- Flame Retardants
Asiana Airlines Flight 214 originated in Seoul, South Korea, crashed when landing on the San Francisco International Airport on July 6, 2013. Of the 307 people aboard the Boeing 777 two passengers died at the crash scene, and a third died in a hospital several days later. After the crash landing, the passengers and the crew were able to leave the airplane before it started to burn so that the accident didn’t result in more fatalities. This is due to the enormous advances made in materials design, fire safety, crew training as well as the airline safety research and analysis work done by the US National Transportation Safety Board NSTB.
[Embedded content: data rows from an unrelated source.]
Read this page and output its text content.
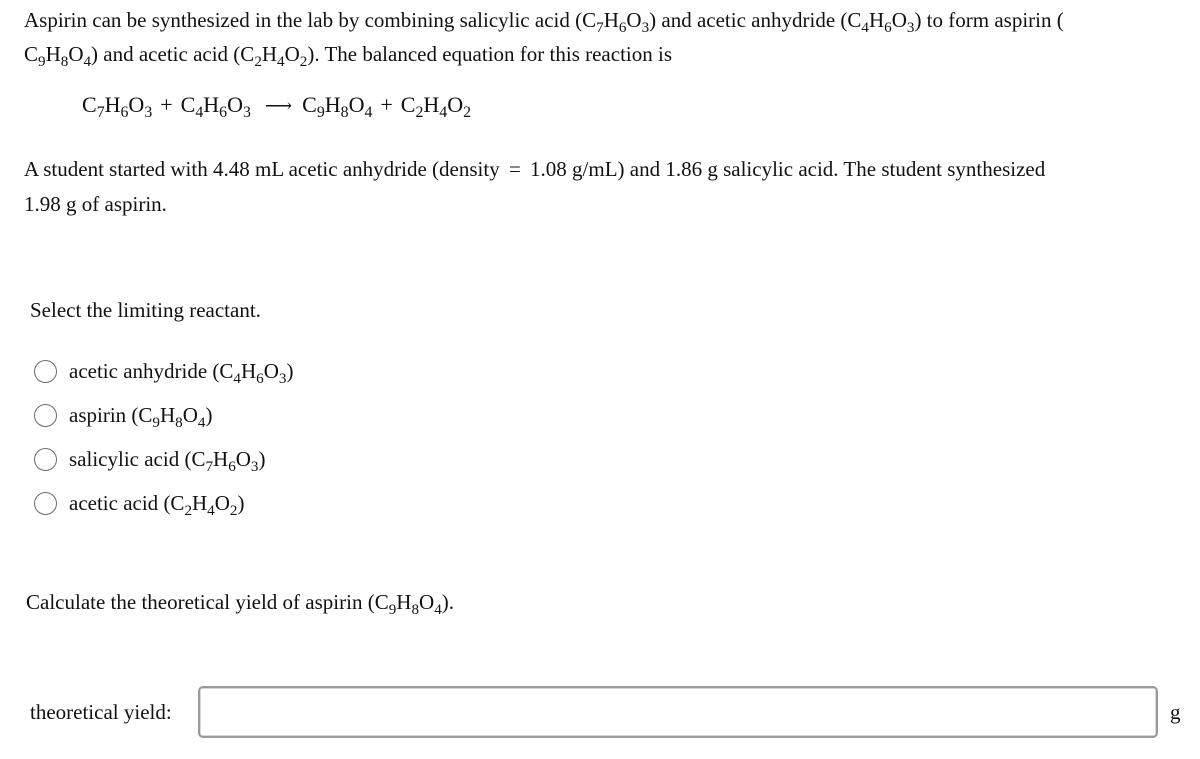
Aspirin can be synthesized in the lab by combining salicylic acid $(C_7H_6O_3)$ and acetic anhydride $(C_4H_6O_3)$ to form aspirin (
$C_9H_8O_4$) and acetic acid $(C_2H_4O_2)$. The balanced equation for this reaction is
$C_7H_6O_3 + C_4H_6O_3$ ⟶ $C_9H_8O_4 + C_2H_4O_2$
A student started with 4.48 mL acetic anhydride (density = 1.08 g/mL) and 1.86 g salicylic acid. The student synthesized
1.98 g of aspirin.
Select the limiting reactant.
acetic anhydride $(C_4H_6O_3)$
aspirin $(C_9H_8O_4)$
salicylic acid $(C_7H_6O_3)$
acetic acid $(C_2H_4O_2)$
Calculate the theoretical yield of aspirin $(C_9H_8O_4)$.
theoretical yield:	g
Very stringent fire safety demands for materials and parts used in airplanes play a decisive role in preventing the immediate outbreak of a fire in a crash situation. After a crash landing, the kerosene will take fire and engulf the fuselage, which will melt and propagate the fire to the cabin interior within minutes. Therefore, the evacuation of a plane must take place within 90 s for giving passengers and crew an optimal chance to escape without being injured or burnt to death. Modern flame retardant materials and components used in airplanes for seating, floor coverings, coverings, linings, insulation, wire & cable meet the high fire safety requirements regarding their ignitability, fire propagation and heat release. They also comply with low smoke emission and fire gas toxicity in the cabin interior, thus allowing safe escape for at least 4 minutes after the start of the fire.
“The charred and broken airplane serves as a reminder of the remarkable engineering of modern airliners and safety advancements that allowed so many people to survive an impact that sheared the plane’s tail, snapped off an engine and scattered debris across a wide swath of runway”.